We hear a lot about illegal downloads, pirating, torrents in the media and online but how much do you really know about this subject and maybe more importantly, how big the problem really is? Well, here at Dotegy, we used some of our technology to put together a little case study, just to show you how wide and deep the rabbit hole goes.

We decided to just use the film industry in this example but illegal downloads (and sharing) spreads into software, games, books, music and television. FACT (The Federation Against Copyright Theft) estimates that

However, some of these statistics have been labelled as wildly inaccurate and scare mongering. It's easy to see why these numbers may be appealing but to use a concrete example, just because someone downloads a film, it does not mean that they would have purchased the film on DVD or have gone to the cinema to see it. That's not a defence of the illegal download and sharing, it's merely an important point to bear in mind. The honest truth is that the real number simply is not known but we can say it DOES hurt sales.
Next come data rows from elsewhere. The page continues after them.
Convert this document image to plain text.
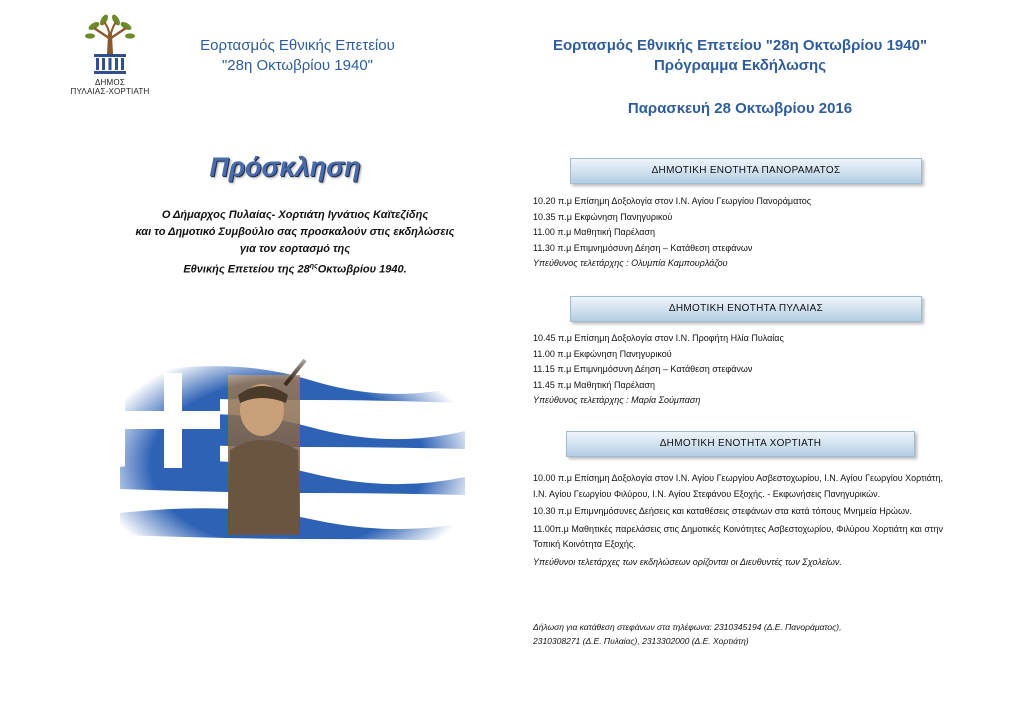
ΔΗΜΟΣ
ΠΥΛΑΙΑΣ-ΧΟΡΤΙΑΤΗ
Εορτασμός Εθνικής Επετείου
"28η Οκτωβρίου 1940"
Πρόσκληση
Ο Δήμαρχος Πυλαίας- Χορτιάτη Ιγνάτιος Καϊτεζίδης
και το Δημοτικό Συμβούλιο σας προσκαλούν στις εκδηλώσεις
για τον εορτασμό της
Εθνικής Επετείου της $28^{\eta\varsigma}O\kappa\tau\omega\beta\rho ίo\upsilon$ 1940.
Εορτασμός Εθνικής Επετείου "28η Οκτωβρίου 1940"
Πρόγραμμα Εκδήλωσης
Παρασκευή 28 Οκτωβρίου 2016
ΔΗΜΟΤΙΚΗ ΕΝΟΤΗΤΑ ΠΑΝΟΡΑΜΑΤΟΣ
10.20 π.μ Επίσημη Δοξολογία στον Ι.Ν. Αγίου Γεωργίου Πανοράματος
10.35 π.μ Εκφώνηση Πανηγυρικού
11.00 π.μ Μαθητική Παρέλαση
11.30 π.μ Επιμνημόσυνη Δέηση – Κατάθεση στεφάνων
Υπεύθυνος τελετάρχης : Ολυμπία Καμπουρλάζου
ΔΗΜΟΤΙΚΗ ΕΝΟΤΗΤΑ ΠΥΛΑΙΑΣ
10.45 π.μ Επίσημη Δοξολογία στον Ι.Ν. Προφήτη Ηλία Πυλαίας
11.00 π.μ Εκφώνηση Πανηγυρικού
11.15 π.μ Επιμνημόσυνη Δέηση – Κατάθεση στεφάνων
11.45 π.μ Μαθητική Παρέλαση
Υπεύθυνος τελετάρχης : Μαρία Σούμπαση
ΔΗΜΟΤΙΚΗ ΕΝΟΤΗΤΑ ΧΟΡΤΙΑΤΗ

10.00 π.μ Επίσημη Δοξολογία στον Ι.Ν. Αγίου Γεωργίου Ασβεστοχωρίου, Ι.Ν. Αγίου Γεωργίου Χορτιάτη, Ι.Ν. Αγίου Γεωργίου Φιλύρου, Ι.Ν. Αγίου Στεφάνου Εξοχής. - Εκφωνήσεις Πανηγυρικών.

10.30 π.μ Επιμνημόσυνες Δεήσεις και καταθέσεις στεφάνων στα κατά τόπους Μνημεία Ηρώων.

11.00π.μ Μαθητικές παρελάσεις στις Δημοτικές Κοινότητες Ασβεστοχωρίου, Φιλύρου Χορτιάτη και στην Τοπική Κοινότητα Εξοχής.

Υπεύθυνοι τελετάρχες των εκδηλώσεων ορίζονται οι Διευθυντές των Σχολείων.

Δήλωση για κατάθεση στεφάνων στα τηλέφωνα: 2310345194 (Δ.Ε. Πανοράματος),
2310308271 (Δ.Ε. Πυλαίας), 2313302000 (Δ.Ε. Χορτιάτη)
So back to our case study. Let's start by saying that it is incredibly easy to download and share files these days. It's difficult for me to qualify exactly how easy this is but in the days of dial-up, the amount of sharing was far less, the quality of what was being shared was far poorer and downloading might take hours or days due to the bandwidth of the time (dial-up, ADSL, etc). So, the time and effort involved in downloading and sharing wasn't necessarily worth the payoff, especially if at the end of the event, you were left with a fake (more on that later). These days, it's a quantum leap forward (never understood why quantum leap means huge when a quantum is very very small!). The speed of individuals internet connections has had a lot to do with this, so that now, you can download and share in minutes rather than hours or days. The number of versions or copies of what you're looking for are far greater, meaning even if the download is a fake, you simply try the next copy and probably most importantly but linked to all of this is that the number of people now doing it has risen and therein lies the largest question - why?
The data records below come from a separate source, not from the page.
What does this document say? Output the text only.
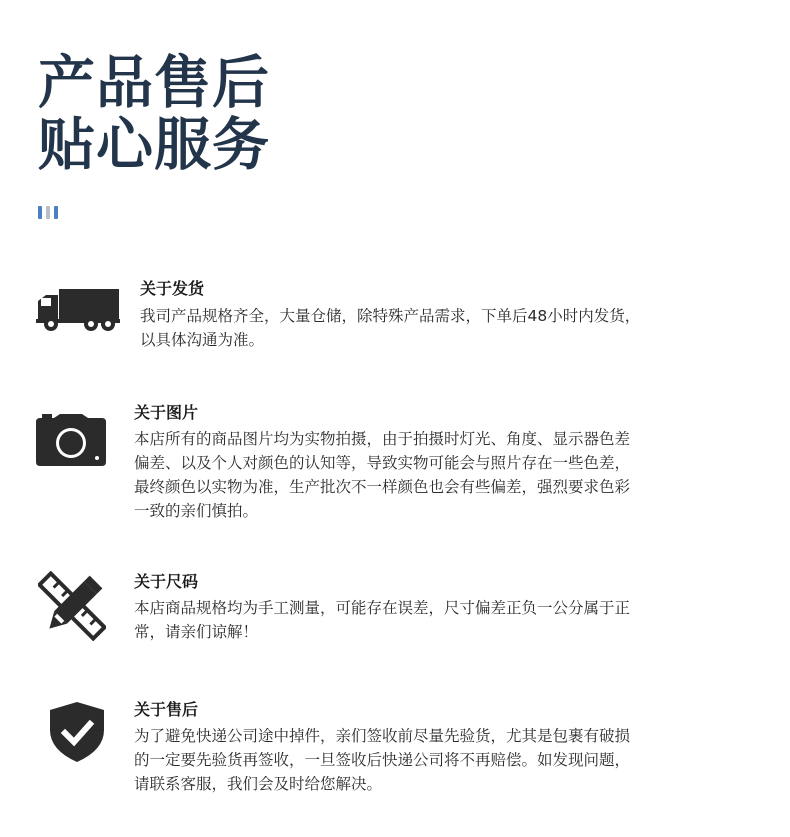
产品售后
贴心服务
关于发货
我司产品规格齐全，大量仓储，除特殊产品需求，下单后48小时内发货，
以具体沟通为准。
关于图片
本店所有的商品图片均为实物拍摄，由于拍摄时灯光、角度、显示器色差
偏差、以及个人对颜色的认知等，导致实物可能会与照片存在一些色差，
最终颜色以实物为准，生产批次不一样颜色也会有些偏差，强烈要求色彩
一致的亲们慎拍。
关于尺码
本店商品规格均为手工测量，可能存在误差，尺寸偏差正负一公分属于正
常，请亲们谅解！
关于售后
为了避免快递公司途中掉件，亲们签收前尽量先验货，尤其是包裹有破损
的一定要先验货再签收，一旦签收后快递公司将不再赔偿。如发现问题，
请联系客服，我们会及时给您解决。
Whilst it's clear, the freedom of the internet is still hugely important to a lot of internet users and a lof of individuals see that the cost of copyright content is not fairly priced. This is a self-endorsement for the case to share or make available content for people to download - crusaders of the cause if you like. We're not just talking about these crusaders of the cause though, we're talking about the average Joe, who is looking for, downloading and then re-sharing that content OR uploading content they have themselves. So the why comes back to (a) it's easy (see above) but (b) they believe it's harmless and/or cannot get caught. This is the crucial part and is the difficult nut to crack. We will come back to this later as well. Let's crack on with the example.
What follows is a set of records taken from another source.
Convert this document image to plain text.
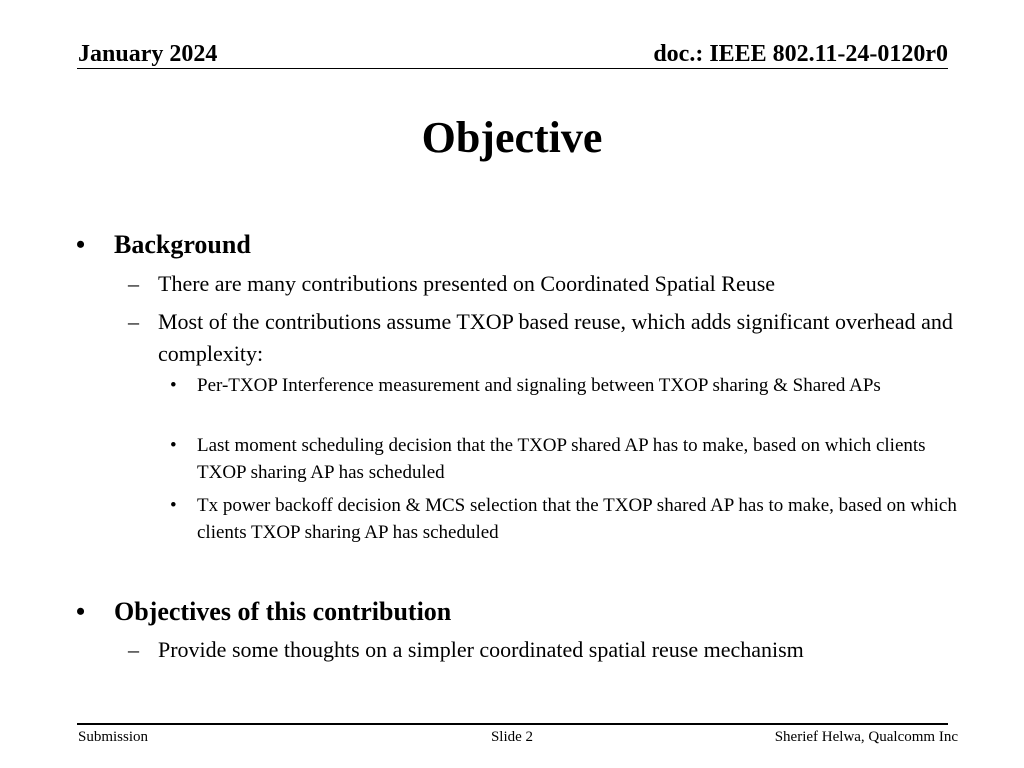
January 2024	doc.: IEEE 802.11-24-0120r0
Objective
• Background
– There are many contributions presented on Coordinated Spatial Reuse
– Most of the contributions assume TXOP based reuse, which adds significant overhead and complexity:
• Per-TXOP Interference measurement and signaling between TXOP sharing & Shared APs
• Last moment scheduling decision that the TXOP shared AP has to make, based on which clients TXOP sharing AP has scheduled
• Tx power backoff decision & MCS selection that the TXOP shared AP has to make, based on which clients TXOP sharing AP has scheduled
• Objectives of this contribution
– Provide some thoughts on a simpler coordinated spatial reuse mechanism
Submission	Slide 2	Sherief Helwa, Qualcomm Inc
So, let's type the 'The Brothers Grimsby' into Google and see what we get. Well the first 3 pages are all reviews, or related marketing material to the film. There are 2 DMCA delisted entries which might have been relating to illegal downloads but we don't know. So let's change the query somewhat and add the word download. That changes ALOT! The results are:

Our first few results are all NOT torrent downloading sites but specific websites intended to promote downloading and pretty much every one you visit will either include a link off to another site to actually do the work or people will have added comments providing their own links to other download locations. In the case of the Facebook page it's a massive advert for the way .xyz is one of the new gTLD extensions (the largest and not without controversy).

We're going to take a step back at this point. As interesting as this type of manual search is, what we're going to do is automate our life slightly and behave a bit more like the serial downloader (I wanted to say professional but that doesn't feel right!) If you type 'where to download torrents' into Google, the first result you find will be a link to this page:

..and that's pretty much all you need to get going. At this point I'm going to mention something very important to bear in mind. Torrents, torrent files, sharing, downloading...all of this is NOT illegal if it's not copyrighted content expressly forbidden to be distributed in this manner. Torrents and peer to peer file sharing networks were developed NOT for the express purpose of pirating and sharing copyrighted content...despite what tabloid hacks might tell you. Unfortunately like a lot of technology it's become synonymous with illegal activity.

From here, we can examine each of the 21 different versions to see which torrent sites are holding a copy of the 'torrent file'. This yields a rather eye watering 341 results. This means, there are 341 (at least) copies of the torrent file(s) available on the internet. To make a little more sense of this for you..the first result or type/version of this film has a torrent file located at 10 different torrent websites. This torrent file is IDENTICAL at each of the torrent websites and it is NOT a copy of the film. A torrent file can be thought of as something which will tell your download software where it CAN find the complete version or parts of the film for download. In the case of, this first result we're examining has been voted the most popular by users of the site and verified as either legitimate, best quality, etc. So we're pretty sure it's not a fake.

Using a bit of clever Dotegy technology we now go off and verify these 341 links to see if (a) they still exist or have been removed and (b) contain a version of the torrent file that is good and can be used to download the film (c) identify the number of seeds (computers with complete copies of the file) and peers (computers with partial copies but involved in the sharing of the parts they have).

Concentrating on this first highly rated version, we detect 111 seeds (that's complete copies of the file remember) and 79 peers (people with partial amounts of the file but involved in the upload/download).

Picking on 1 IP address from the seeds list, we can track that to Hereford in the UK and managed by BT as an Internet Service Provider. This part is where it gets geeky-interesting. This server/computer/individual appears to be a home user with a DSL connection to the internet. It infers they are not using a VPN or proxy to try and hide their identity and that they are content to leave a complete copy of this file on their machine for anyone to download. This assumes of course they are not unwitting in what is happening (hacked machine, someone else using their home network, etc). In any case it's one of the following: lazy, stupid, brazen...and I'm not sure which. The follow up question and part of the Big Data analysis is, 'what else do they have?' and remember I started off by saying this film was not a large success!

So, yes, there are processes in place to remove these files but after several business days, which means, these files have been shared a lot and the downloads of complete copies has already happened. Torrent files can then be re-published with different information and your fighting an on-going and difficult problem.